Coffee. A way of life to some, and to others a means to fuel each hazy morning. From the millennial sipping on their instagrammable paper cup to the middle aged mechanic with his morning brew – we all have a little time for a cup of Arabica. Myself for example, I’ve had a tumultuous relationship with it. Starting out like most- with an utter disgust for the smell let alone taste – reminding me of my french teacher : a certain je ne sais pas.
Then I reached 16 and it was cool to have an iced drink doused in sugar, cream and syrup. I realised quickly that this was not sustainable for both my health and wallet at almost 3.50 a pop. Exams came and the next rung up Jacob’s ladder was the warm embrace of a hot, smooth milky latte – essentially an adult milkshake, not proper coffee but not all milk – so 100% judgement free!
And then one summer I became a fully fledged adult – I moved on to the big boy – a nice, fresh Cup of Joe.
But how does a cup of coffee become anthropomorphised into Joe? And why Joe and not Tom, Dick or Harry?
The origins of this phrase are thought to originate on the sails of the American Navy in the early 20th century . Josephus Daniels held the elusive role of Secretary of the Navy and his lasting legacy was that of banning alcohol on navy ships. Like flotsam, the sailors found themselves lost at sea and so replaced a cold beer with plenty of hot coffee – naming it aptly after the man causing their caffeine fuelled vendetta.

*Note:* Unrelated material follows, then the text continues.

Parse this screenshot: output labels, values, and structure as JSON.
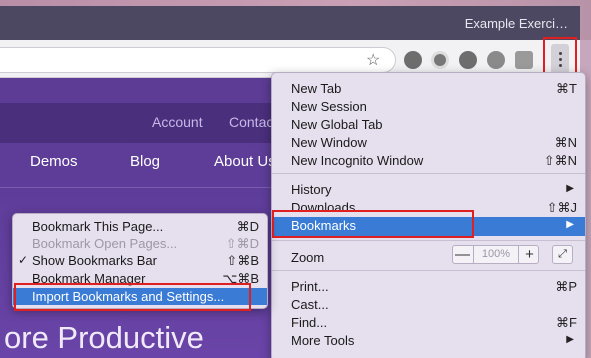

Another belief is that Joe is used to represent that it is a drink of any man and everyman – Joe around the corner enjoys a coffee so why shouldn’t you?
All I know is that life is too short for bad coffee – in an instant it will all be over . All the memories of the past will filter through your mind and you’ll ask yourself if given another shot would you have done anything differently?
Open your eyes – it’s time to wake up and smell the coffee.